February 13, 2018
Is Big Data a Sort of Voodoo Economics?
by Bill Wilson
Some predictive models are “Rube Goldberg” constructs; the worst resemble “a bunch of monkeys heading up the Manhattan Project.”
Is charging consumers more for their insurance because they use a Hotmail email account or have a “non-English-sounding” name a valid application of predictive modeling, or does it constitute presumptive modeling and unfair discrimination? Does it matter if “big data” is riddled with bad data and bogus information as long as it improves insurer expense ratios? Is this the insurance industry’s version of voodoo economics?
It’s no secret that I’ve written things about the Holy Crusade known as insurtech that are critical or at least suggest caution in climbing aboard the hype and hyperbole bandwagon. Insurtech has been touted as the philosopher’s stone with its ability to turn “lead” data into golden predictions.
One component of this “movement” is big data, the miracle cure for perceived stagnant industry profits known as data analytics and predictive modeling.
There is nothing new about the importance and value of data and its wiser big brother, information. Predictability, in the aggregate, is the cornerstone of industry stability and profitability. It’s the foundation of actuarial science. But, to be of value, the data must be credible, and the models that use it must be predictive by more than mere correlation. And, to be usable, the data and models must meet legal requirements by being risk-based and nondiscriminatory. That’s where one of my concerns lies. Just how valid and relevant is the data, and how is it being used?
What prompted this article was a blurb in Shefi Ben-Hutta’s Coverager newsletter [emphasis added]:
“Certain domain names are associated with more accidents than others. We use a variety of pieces of information to accurately produce a competitive price for our customers.” – Admiral Group in response to research by The Sun that found the insurer could charge users…extra on their car insurance, simply for using a Hotmail email account instead of a Gmail one.”

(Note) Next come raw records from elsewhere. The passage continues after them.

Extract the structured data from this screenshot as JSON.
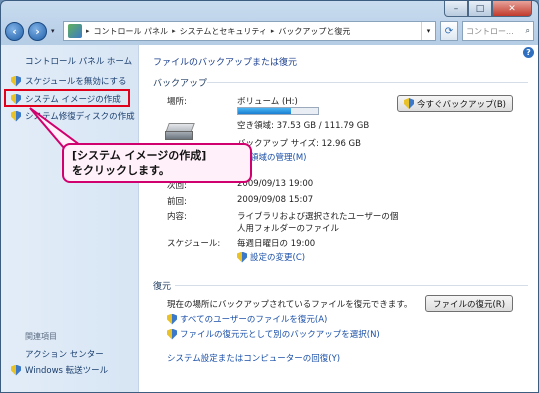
{
  "window": {
    "minimize": "–",
    "maximize": "□",
    "close": "✕"
  },
  "address": {
    "crumbs": [
      "コントロール パネル",
      "システムとセキュリティ",
      "バックアップと復元"
    ],
    "search_placeholder": "コントロー..."
  },
  "sidebar": {
    "home": "コントロール パネル ホーム",
    "items": [
      {
        "label": "スケジュールを無効にする"
      },
      {
        "label": "システム イメージの作成"
      },
      {
        "label": "システム修復ディスクの作成"
      }
    ],
    "related_heading": "関連項目",
    "related": [
      {
        "label": "アクション センター"
      },
      {
        "label": "Windows 転送ツール"
      }
    ]
  },
  "main": {
    "title": "ファイルのバックアップまたは復元",
    "backup_heading": "バックアップ",
    "location_label": "場所:",
    "location_value": "ボリューム (H:)",
    "free_space": "空き領域: 37.53 GB / 111.79 GB",
    "used_fraction": 0.66,
    "backup_size": "バックアップ サイズ: 12.96 GB",
    "manage_space": "領域の管理(M)",
    "backup_now": "今すぐバックアップ(B)",
    "next_label": "次回:",
    "next_value": "2009/09/13 19:00",
    "last_label": "前回:",
    "last_value": "2009/09/08 15:07",
    "contents_label": "内容:",
    "contents_line1": "ライブラリおよび選択されたユーザーの個",
    "contents_line2": "人用フォルダーのファイル",
    "schedule_label": "スケジュール:",
    "schedule_value": "毎週日曜日の 19:00",
    "change_settings": "設定の変更(C)",
    "restore_heading": "復元",
    "restore_text": "現在の場所にバックアップされているファイルを復元できます。",
    "restore_button": "ファイルの復元(R)",
    "restore_all": "すべてのユーザーのファイルを復元(A)",
    "select_other": "ファイルの復元元として別のバックアップを選択(N)",
    "recover_system": "システム設定またはコンピューターの回復(Y)"
  },
  "callout": {
    "line1": "[システム イメージの作成]",
    "line2": "をクリックします。"
  },
  "colors": {
    "highlight": "#e0001b",
    "callout_border": "#d0006f",
    "link": "#1a4fa8"
  }
}
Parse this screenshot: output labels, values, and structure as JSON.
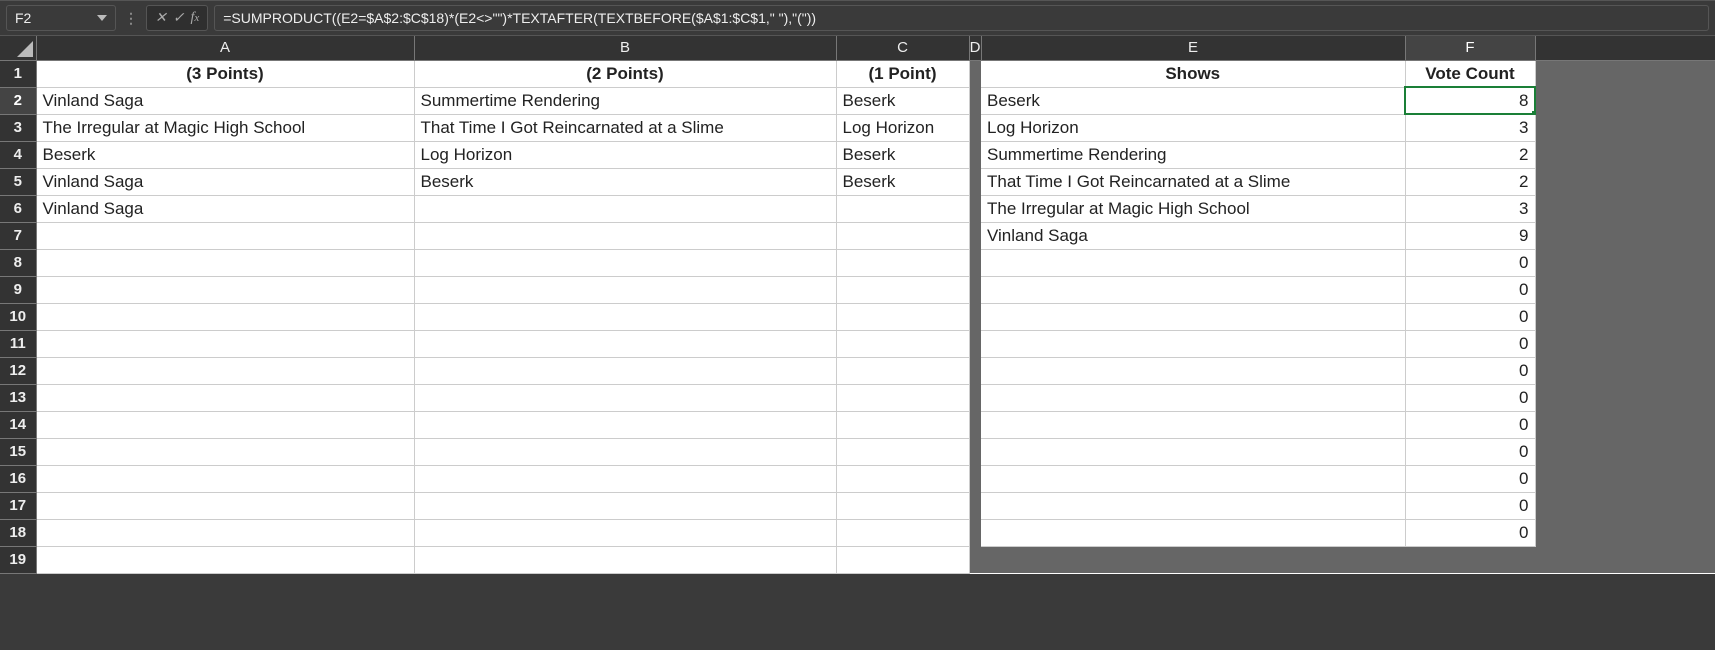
{
  "name_box": "F2",
  "formula": "=SUMPRODUCT((E2=$A$2:$C$18)*(E2<>\"\")*TEXTAFTER(TEXTBEFORE($A$1:$C$1,\" \"),\"(\"))",
  "col_heads": [
    "A",
    "B",
    "C",
    "D",
    "E",
    "F"
  ],
  "active_col": "F",
  "active_row": 2,
  "hdr": {
    "A": "(3 Points)",
    "B": "(2 Points)",
    "C": "(1 Point)",
    "E": "Shows",
    "F": "Vote Count"
  },
  "colA": [
    "Vinland Saga",
    "The Irregular at Magic High School",
    "Beserk",
    "Vinland Saga",
    "Vinland Saga",
    "",
    "",
    "",
    "",
    "",
    "",
    "",
    "",
    "",
    "",
    "",
    ""
  ],
  "colB": [
    "Summertime Rendering",
    "That Time I Got Reincarnated at a Slime",
    "Log Horizon",
    "Beserk",
    "",
    "",
    "",
    "",
    "",
    "",
    "",
    "",
    "",
    "",
    "",
    "",
    ""
  ],
  "colC": [
    "Beserk",
    "Log Horizon",
    "Beserk",
    "Beserk",
    "",
    "",
    "",
    "",
    "",
    "",
    "",
    "",
    "",
    "",
    "",
    "",
    ""
  ],
  "colE": [
    "Beserk",
    "Log Horizon",
    "Summertime Rendering",
    "That Time I Got Reincarnated at a Slime",
    "The Irregular at Magic High School",
    "Vinland Saga",
    "",
    "",
    "",
    "",
    "",
    "",
    "",
    "",
    "",
    "",
    ""
  ],
  "colF": [
    "8",
    "3",
    "2",
    "2",
    "3",
    "9",
    "0",
    "0",
    "0",
    "0",
    "0",
    "0",
    "0",
    "0",
    "0",
    "0",
    "0"
  ],
  "row_count": 19
}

This revelation came just days after The Sun ran an article accusing the U.K. insurer of charging drivers with non-English-sounding names as much as £900 extra for their insurance. I don’t know enough about insurance in the U.K. to opine about the potential discriminatory nature of jacking premiums on people whose names don’t sound “English,” but my guess is that U.S. state insurance departments likely would not look favorably on this as a rating factor.
See also: Strategies to Master Massively Big Data
Historically in the U.S., P&C insurance rates have been largely based on factors that are easily ascertained and confirmed. For example, the “COPE” acronym (construction, occupancy, protection and exposure) incorporates most of the factors used in determining a property insurance rate. From the standpoint of the fire peril, frame construction is riskier than fire-resistive construction. A woodworker is riskier than an office. Having a fire hydrant 2,000 feet away from a building is riskier than one 200 feet away. It makes sense. It’s understandable. It’s provable.
The risk inherent in these factors is demonstrable. The factors are understandable by consumers and business owners. It’s easy to identify what insureds can do to improve their risk profile and reduce their premiums. Advice can be given on how to construct a building, install protective systems, etc. to reduce risk and insurance costs. Traditional actuarial models are proven commodities, and state insurance regulators have the expertise and ability to evaluate the efficacy of rate changes.
What these factors are not, in many cases, is inexpensive. Confirming this information may require a physical inspection. Some state laws require or compel such inspections. In my state, our valued policy law says that buildings must be inspected within 60 days of policy inception or the law is triggered and a carrier may have to pay policy face value for a total fire loss. Are the insurtech startups selling homeowners insurance even aware of this? It is understandable that insurers want to reduce any unnecessary underwriting expenses if there are acceptable alternatives. Doing so may improve profitability or make them more competitive by enabling premium reductions.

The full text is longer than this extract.